Isotta Fraschini ressuscite avec une hypercar pour Le Mans

Voilà un nom que les passionnés d’automobile ancienne connaissent bien, et que personne n’attendait sur une grille de départ moderne. Isotta Fraschini, prestigieux constructeur italien né au tout début du XXe siècle, fait son grand retour avec une hypercar taillée pour les 24 Heures du Mans.
La marque, fondée à Milan, fabriquait à l’époque des voitures de luxe rivalisant avec Rolls-Royce, avant de disparaître des radars pendant des décennies. Son come-back se fait par la plus exigeante des portes : l’endurance, et le centenaire de l’épreuve mancelle comme toile de fond.

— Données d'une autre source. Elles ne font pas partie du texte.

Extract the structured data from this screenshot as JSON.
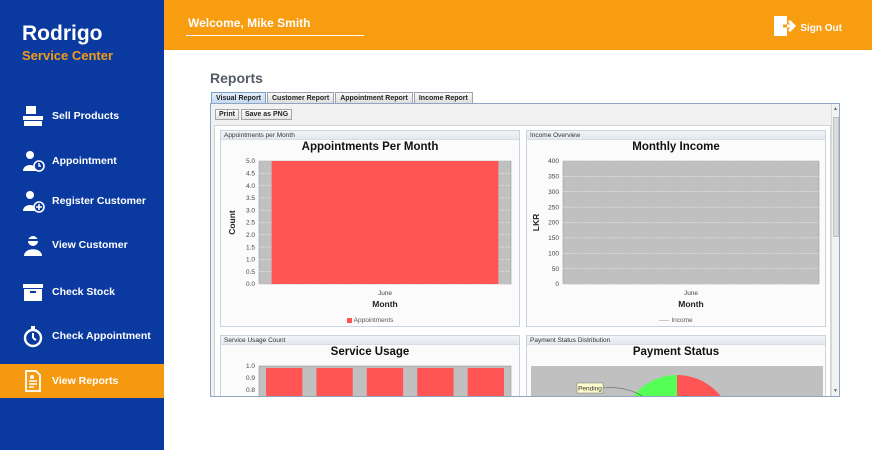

La voiture s’appelle Tipo 6 LMH Competizione. Derrière ce nom se cache un prototype hybride répondant au règlement Hypercar, la catégorie reine du Mans qui réunit aujourd’hui Toyota, Ferrari, Porsche ou Peugeot.
Sous le capot, un V6 de 3 litres turbocompressé installé en position centrale, développé avec l’appui du préparateur allemand HWA. À l’avant, un moteur électrique vient épauler l’ensemble. La puissance totale plafonne autour de 700 chevaux, comme l’impose la réglementation, avec une assistance électrique sur l’essieu avant.
Le reste de la fiche technique respire la compétition pure : boîte séquentielle à sept rapports, freins en carbone pilotés par un système brake-by-wire, suspensions à double triangulation et un poids ramené au minimum autorisé, soit un peu plus d’une tonne. Rien à voir avec une voiture de route, même si Isotta Fraschini a aussi évoqué une déclinaison homologuée pour la rue.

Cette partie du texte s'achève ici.